We are anxious to work with the Congress to address this difficult
problem. Together, we hope to formulate short and longer-term
approaches that will address the concerns -- of compensation for
terrorist acts and the U.S. national interests and international
obligations that we all share -- in a much more satisfactory way. Most
important, we believe that for a workable and effective longer-term
solution we need a careful and deliberative review of the issues,
informed by our experience since the 1996 amendment. We suggest that
the Administration and Congress commit to a joint commission to review
all aspects of the problem, and to recommend to the President and the
Congress proposals to find ways to help these families receive
compensation, in a way consistent with our overall national interests
and international obligations.

This commissions task would differ from previous commissions such as
that established under the 1996 Antiterrorism and Effective Death
Penalty Act. The Commission on the Advancement of Federal Law
Enforcement has 10 specific areas of inquiry in its broad law
enforcement charter, with capability to investigate and deter
terrorism being only one of them.

We believe that the new commission should be one of stature and with
the right expertise to confront all the hard issues we have discussed
today - including the lack of effective remedies in these cases
because of sanctions against terrorism-list countries under U.S. law,
which are absolutely necessary to maintain. I would like to pursue
this idea in more depth with you and your staffs.

A fundamental principle for this joint commission - by definition -
would be the need to inventory outstanding claims and develop an
effective and fair mechanism for compensation of victims of terrorism.
We believe it should be encouraged to think broadly, including
consideration of avenues other than the judicial one created by the
1996 amendment.

Just as important, the commission should be guided by the principle of
preservation of blocking programs and protecting diplomatic property,
for the important reasons we have addressed here today. In this light,
we would suggest that the commission should present alternatives to
statutes that would make blocked assets available for attachment, such
as last years amendments to the FSIA and the recent bill presented for
consideration by this committee.

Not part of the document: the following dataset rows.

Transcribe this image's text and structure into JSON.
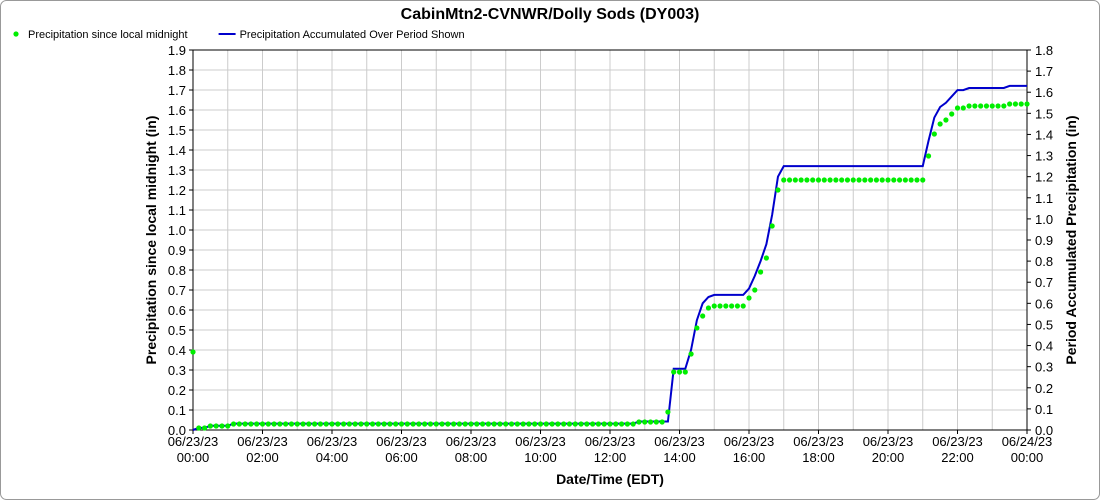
{
  "chart_data": {
    "type": "line",
    "title": "CabinMtn2-CVNWR/Dolly Sods (DY003)",
    "xlabel": "Date/Time (EDT)",
    "ylabel": "Precipitation since local midnight (in)",
    "y2label": "Period Accumulated Precipitation (in)",
    "x": [
      0,
      10,
      20,
      30,
      40,
      50,
      60,
      70,
      80,
      90,
      100,
      110,
      120,
      130,
      140,
      150,
      160,
      170,
      180,
      190,
      200,
      210,
      220,
      230,
      240,
      250,
      260,
      270,
      280,
      290,
      300,
      310,
      320,
      330,
      340,
      350,
      360,
      370,
      380,
      390,
      400,
      410,
      420,
      430,
      440,
      450,
      460,
      470,
      480,
      490,
      500,
      510,
      520,
      530,
      540,
      550,
      560,
      570,
      580,
      590,
      600,
      610,
      620,
      630,
      640,
      650,
      660,
      670,
      680,
      690,
      700,
      710,
      720,
      730,
      740,
      750,
      760,
      770,
      780,
      790,
      800,
      810,
      820,
      830,
      840,
      850,
      860,
      870,
      880,
      890,
      900,
      910,
      920,
      930,
      940,
      950,
      960,
      970,
      980,
      990,
      1000,
      1010,
      1020,
      1030,
      1040,
      1050,
      1060,
      1070,
      1080,
      1090,
      1100,
      1110,
      1120,
      1130,
      1140,
      1150,
      1160,
      1170,
      1180,
      1190,
      1200,
      1210,
      1220,
      1230,
      1240,
      1250,
      1260,
      1270,
      1280,
      1290,
      1300,
      1310,
      1320,
      1330,
      1340,
      1350,
      1360,
      1370,
      1380,
      1390,
      1400,
      1410,
      1420,
      1430,
      1440
    ],
    "series": [
      {
        "name": "Precipitation since local midnight",
        "color": "#00ee00",
        "style": "dots",
        "axis": "y",
        "values": [
          0.39,
          0.01,
          0.01,
          0.02,
          0.02,
          0.02,
          0.02,
          0.03,
          0.03,
          0.03,
          0.03,
          0.03,
          0.03,
          0.03,
          0.03,
          0.03,
          0.03,
          0.03,
          0.03,
          0.03,
          0.03,
          0.03,
          0.03,
          0.03,
          0.03,
          0.03,
          0.03,
          0.03,
          0.03,
          0.03,
          0.03,
          0.03,
          0.03,
          0.03,
          0.03,
          0.03,
          0.03,
          0.03,
          0.03,
          0.03,
          0.03,
          0.03,
          0.03,
          0.03,
          0.03,
          0.03,
          0.03,
          0.03,
          0.03,
          0.03,
          0.03,
          0.03,
          0.03,
          0.03,
          0.03,
          0.03,
          0.03,
          0.03,
          0.03,
          0.03,
          0.03,
          0.03,
          0.03,
          0.03,
          0.03,
          0.03,
          0.03,
          0.03,
          0.03,
          0.03,
          0.03,
          0.03,
          0.03,
          0.03,
          0.03,
          0.03,
          0.03,
          0.04,
          0.04,
          0.04,
          0.04,
          0.04,
          0.09,
          0.29,
          0.29,
          0.29,
          0.38,
          0.51,
          0.57,
          0.61,
          0.62,
          0.62,
          0.62,
          0.62,
          0.62,
          0.62,
          0.66,
          0.7,
          0.79,
          0.86,
          1.02,
          1.2,
          1.25,
          1.25,
          1.25,
          1.25,
          1.25,
          1.25,
          1.25,
          1.25,
          1.25,
          1.25,
          1.25,
          1.25,
          1.25,
          1.25,
          1.25,
          1.25,
          1.25,
          1.25,
          1.25,
          1.25,
          1.25,
          1.25,
          1.25,
          1.25,
          1.25,
          1.37,
          1.48,
          1.53,
          1.55,
          1.58,
          1.61,
          1.61,
          1.62,
          1.62,
          1.62,
          1.62,
          1.62,
          1.62,
          1.62,
          1.63,
          1.63,
          1.63,
          1.63
        ]
      },
      {
        "name": "Precipitation Accumulated Over Period Shown",
        "color": "#0000cc",
        "style": "line",
        "axis": "y2",
        "values": [
          0,
          0.01,
          0.01,
          0.02,
          0.02,
          0.02,
          0.02,
          0.03,
          0.03,
          0.03,
          0.03,
          0.03,
          0.03,
          0.03,
          0.03,
          0.03,
          0.03,
          0.03,
          0.03,
          0.03,
          0.03,
          0.03,
          0.03,
          0.03,
          0.03,
          0.03,
          0.03,
          0.03,
          0.03,
          0.03,
          0.03,
          0.03,
          0.03,
          0.03,
          0.03,
          0.03,
          0.03,
          0.03,
          0.03,
          0.03,
          0.03,
          0.03,
          0.03,
          0.03,
          0.03,
          0.03,
          0.03,
          0.03,
          0.03,
          0.03,
          0.03,
          0.03,
          0.03,
          0.03,
          0.03,
          0.03,
          0.03,
          0.03,
          0.03,
          0.03,
          0.03,
          0.03,
          0.03,
          0.03,
          0.03,
          0.03,
          0.03,
          0.03,
          0.03,
          0.03,
          0.03,
          0.03,
          0.03,
          0.03,
          0.03,
          0.03,
          0.03,
          0.04,
          0.04,
          0.04,
          0.04,
          0.04,
          0.04,
          0.29,
          0.29,
          0.29,
          0.38,
          0.52,
          0.6,
          0.63,
          0.64,
          0.64,
          0.64,
          0.64,
          0.64,
          0.64,
          0.67,
          0.73,
          0.8,
          0.88,
          1.02,
          1.2,
          1.25,
          1.25,
          1.25,
          1.25,
          1.25,
          1.25,
          1.25,
          1.25,
          1.25,
          1.25,
          1.25,
          1.25,
          1.25,
          1.25,
          1.25,
          1.25,
          1.25,
          1.25,
          1.25,
          1.25,
          1.25,
          1.25,
          1.25,
          1.25,
          1.25,
          1.37,
          1.48,
          1.53,
          1.55,
          1.58,
          1.61,
          1.61,
          1.62,
          1.62,
          1.62,
          1.62,
          1.62,
          1.62,
          1.62,
          1.63,
          1.63,
          1.63,
          1.63
        ]
      }
    ],
    "xlim": [
      0,
      1440
    ],
    "xticks": [
      {
        "value": 0,
        "label": "06/23/23 00:00"
      },
      {
        "value": 120,
        "label": "06/23/23 02:00"
      },
      {
        "value": 240,
        "label": "06/23/23 04:00"
      },
      {
        "value": 360,
        "label": "06/23/23 06:00"
      },
      {
        "value": 480,
        "label": "06/23/23 08:00"
      },
      {
        "value": 600,
        "label": "06/23/23 10:00"
      },
      {
        "value": 720,
        "label": "06/23/23 12:00"
      },
      {
        "value": 840,
        "label": "06/23/23 14:00"
      },
      {
        "value": 960,
        "label": "06/23/23 16:00"
      },
      {
        "value": 1080,
        "label": "06/23/23 18:00"
      },
      {
        "value": 1200,
        "label": "06/23/23 20:00"
      },
      {
        "value": 1320,
        "label": "06/23/23 22:00"
      },
      {
        "value": 1440,
        "label": "06/24/23 00:00"
      }
    ],
    "x_minor_ticks": [
      60,
      180,
      300,
      420,
      540,
      660,
      780,
      900,
      1020,
      1140,
      1260,
      1380
    ],
    "ylim": [
      0,
      1.9
    ],
    "yticks": [
      {
        "value": 0,
        "label": "0.0"
      },
      0.1,
      0.2,
      0.3,
      0.4,
      0.5,
      0.6,
      0.7,
      0.8,
      0.9,
      {
        "value": 1,
        "label": "1.0"
      },
      1.1,
      1.2,
      1.3,
      1.4,
      1.5,
      1.6,
      1.7,
      1.8,
      1.9
    ],
    "y2lim": [
      0,
      1.8
    ],
    "y2ticks": [
      {
        "value": 0,
        "label": "0.0"
      },
      0.1,
      0.2,
      0.3,
      0.4,
      0.5,
      0.6,
      0.7,
      0.8,
      0.9,
      {
        "value": 1,
        "label": "1.0"
      },
      1.1,
      1.2,
      1.3,
      1.4,
      1.5,
      1.6,
      1.7,
      1.8
    ],
    "grid": true,
    "legend": "top-left"
  }
}
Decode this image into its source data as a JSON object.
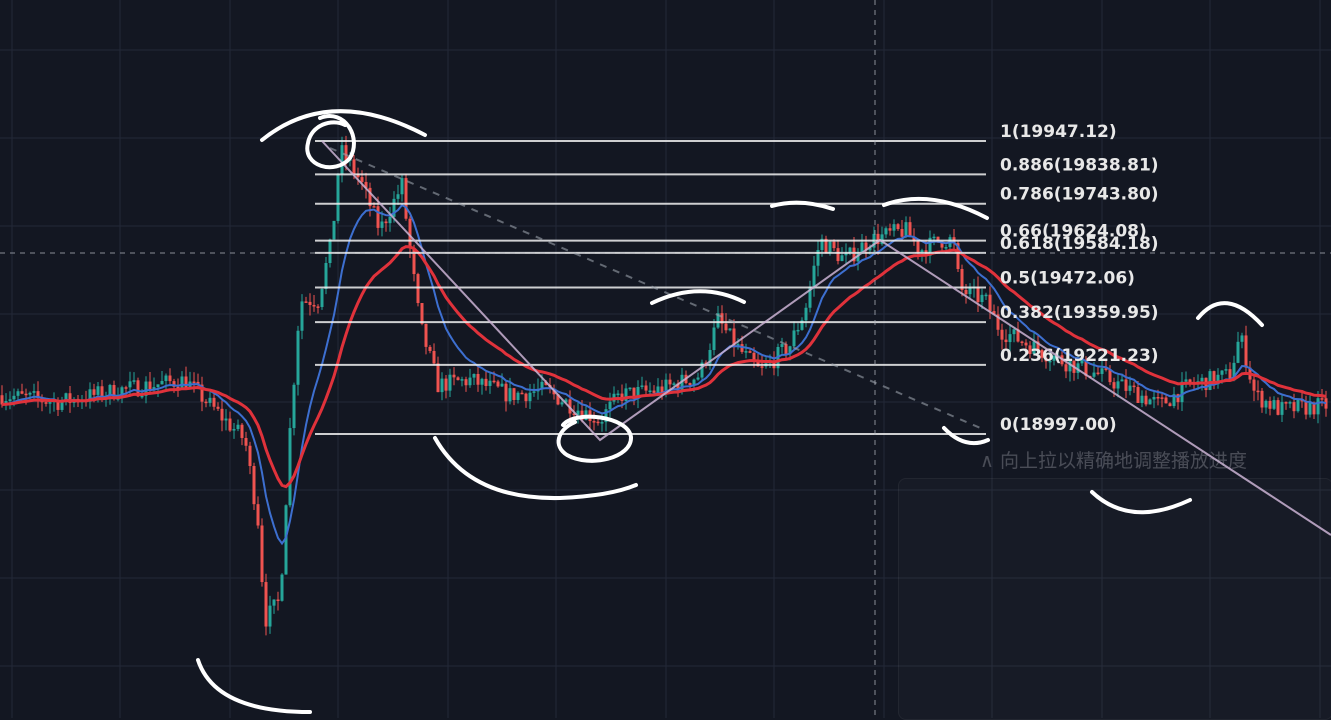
{
  "chart_data": {
    "type": "line",
    "ylim": [
      18900,
      20000
    ],
    "colors": {
      "background": "#131722",
      "up_candle": "#26a69a",
      "down_candle": "#ef5350",
      "slow_ma": "#e0323b",
      "fast_ma": "#3d6fd0",
      "fib_lines": "#f0f0f0",
      "trend_line": "#cbb3d4",
      "annotation_ink": "#ffffff"
    },
    "fib_levels": [
      {
        "label": "1(19947.12)",
        "value": 19947.12
      },
      {
        "label": "0.886(19838.81)",
        "value": 19838.81
      },
      {
        "label": "0.786(19743.80)",
        "value": 19743.8
      },
      {
        "label": "0.66(19624.08)",
        "value": 19624.08
      },
      {
        "label": "0.618(19584.18)",
        "value": 19584.18
      },
      {
        "label": "0.5(19472.06)",
        "value": 19472.06
      },
      {
        "label": "0.382(19359.95)",
        "value": 19359.95
      },
      {
        "label": "0.236(19221.23)",
        "value": 19221.23
      },
      {
        "label": "0(18997.00)",
        "value": 18997.0
      }
    ],
    "crosshair_price": 19584
  },
  "overlay_hint": "∧ 向上拉以精确地调整播放进度"
}
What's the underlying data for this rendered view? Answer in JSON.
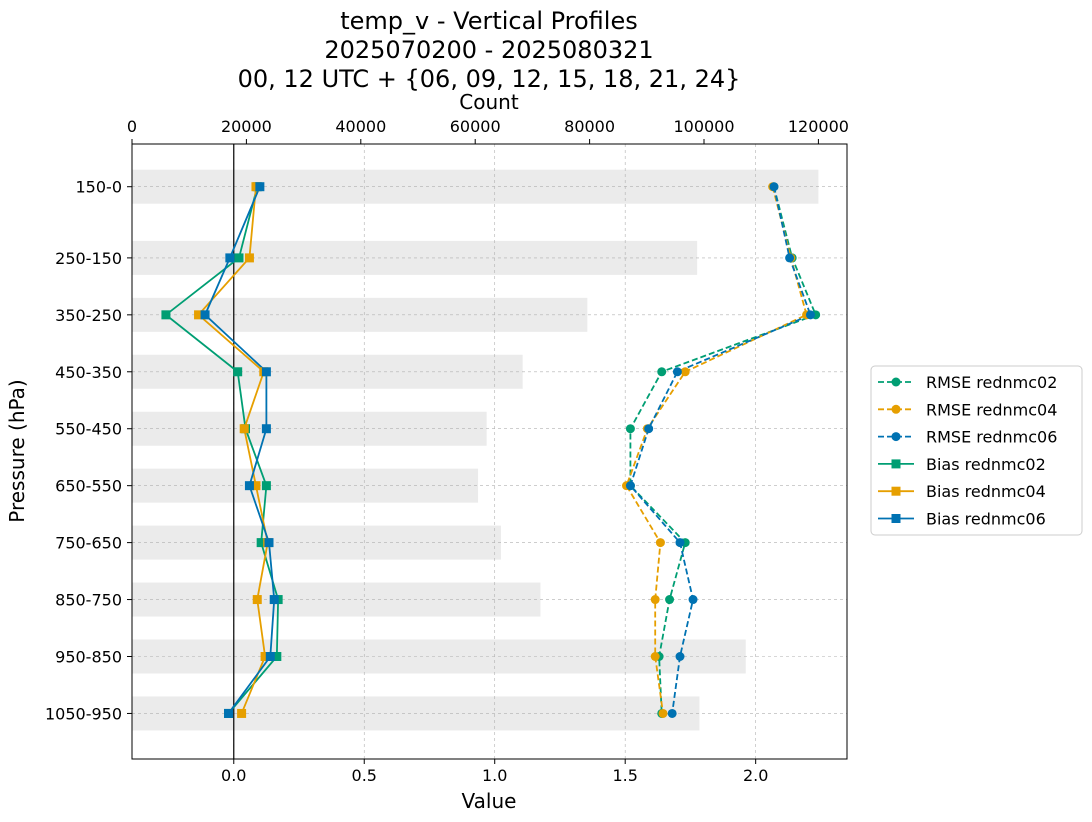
{
  "chart_data": {
    "type": "line",
    "title_lines": [
      "temp_v - Vertical Profiles",
      "2025070200 - 2025080321",
      "00, 12 UTC + {06, 09, 12, 15, 18, 21, 24}"
    ],
    "xlabel": "Value",
    "ylabel": "Pressure (hPa)",
    "top_xlabel": "Count",
    "xlim": [
      -0.39,
      2.35
    ],
    "xticks": [
      0.0,
      0.5,
      1.0,
      1.5,
      2.0
    ],
    "xtick_labels": [
      "0.0",
      "0.5",
      "1.0",
      "1.5",
      "2.0"
    ],
    "count_ticks": [
      0,
      20000,
      40000,
      60000,
      80000,
      100000,
      120000
    ],
    "count_tick_labels": [
      "0",
      "20000",
      "40000",
      "60000",
      "80000",
      "100000",
      "120000"
    ],
    "levels": [
      "150-0",
      "250-150",
      "350-250",
      "450-350",
      "550-450",
      "650-550",
      "750-650",
      "850-750",
      "950-850",
      "1050-950"
    ],
    "level_positions": [
      0.75,
      2,
      3,
      4,
      5,
      6,
      7,
      8,
      9,
      10
    ],
    "ylim": [
      0.0,
      10.8
    ],
    "counts": [
      120000,
      98800,
      79600,
      68300,
      62000,
      60500,
      64500,
      71400,
      107300,
      99200
    ],
    "grid": true,
    "legend_position": "right",
    "zero_line": true,
    "series": [
      {
        "name": "RMSE rednmc02",
        "kind": "rmse",
        "color": "#009E73",
        "values": [
          2.07,
          2.14,
          2.23,
          1.64,
          1.52,
          1.52,
          1.73,
          1.67,
          1.63,
          1.64
        ]
      },
      {
        "name": "RMSE rednmc04",
        "kind": "rmse",
        "color": "#E69F00",
        "values": [
          2.065,
          2.135,
          2.195,
          1.73,
          1.585,
          1.505,
          1.635,
          1.615,
          1.615,
          1.645
        ]
      },
      {
        "name": "RMSE rednmc06",
        "kind": "rmse",
        "color": "#0072B2",
        "values": [
          2.07,
          2.13,
          2.21,
          1.7,
          1.59,
          1.52,
          1.71,
          1.76,
          1.71,
          1.68
        ]
      },
      {
        "name": "Bias rednmc02",
        "kind": "bias",
        "color": "#009E73",
        "values": [
          0.09,
          0.02,
          -0.26,
          0.015,
          0.045,
          0.125,
          0.105,
          0.17,
          0.165,
          -0.02
        ]
      },
      {
        "name": "Bias rednmc04",
        "kind": "bias",
        "color": "#E69F00",
        "values": [
          0.085,
          0.06,
          -0.135,
          0.115,
          0.04,
          0.085,
          0.13,
          0.09,
          0.12,
          0.03
        ]
      },
      {
        "name": "Bias rednmc06",
        "kind": "bias",
        "color": "#0072B2",
        "values": [
          0.1,
          -0.015,
          -0.11,
          0.125,
          0.125,
          0.06,
          0.135,
          0.155,
          0.14,
          -0.02
        ]
      }
    ]
  }
}
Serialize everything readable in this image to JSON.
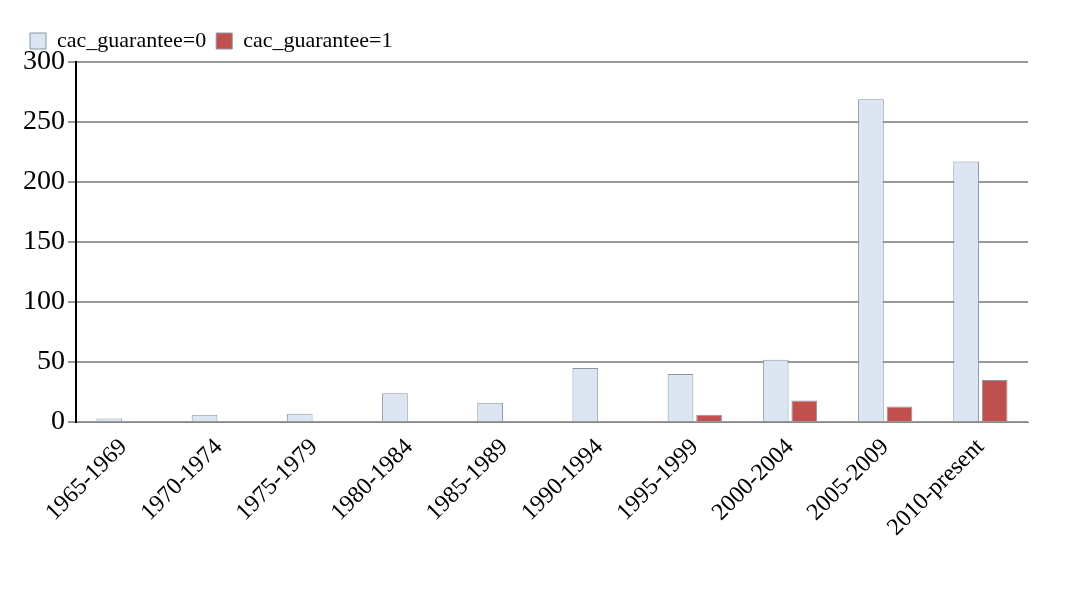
{
  "chart_data": {
    "type": "bar",
    "categories": [
      "1965-1969",
      "1970-1974",
      "1975-1979",
      "1980-1984",
      "1985-1989",
      "1990-1994",
      "1995-1999",
      "2000-2004",
      "2005-2009",
      "2010-present"
    ],
    "series": [
      {
        "name": "cac_guarantee=0",
        "color": "#dce6f2",
        "values": [
          3,
          6,
          7,
          24,
          16,
          45,
          40,
          52,
          269,
          217
        ]
      },
      {
        "name": "cac_guarantee=1",
        "color": "#c0504d",
        "values": [
          0,
          0,
          0,
          0,
          0,
          0,
          6,
          18,
          13,
          35
        ]
      }
    ],
    "ylim": [
      0,
      300
    ],
    "yticks": [
      0,
      50,
      100,
      150,
      200,
      250,
      300
    ],
    "grid": "y",
    "legend": "top left"
  }
}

Just as critical U.S. interests
served by blocking must be preserved, so should the commission
consider the likelihood that, under the current scheme, foreign
countries will take reciprocal actions against U.S. property abroad
both diplomatic and private.

Once again, we are committed to working together with you to find
legislative and non-legislative means for addressing these issues. As
one critical part of this effort, we look forward to beginning work on
a commission so it can be constituted soon and be charged with making
its recommendations within 12 months thereafter.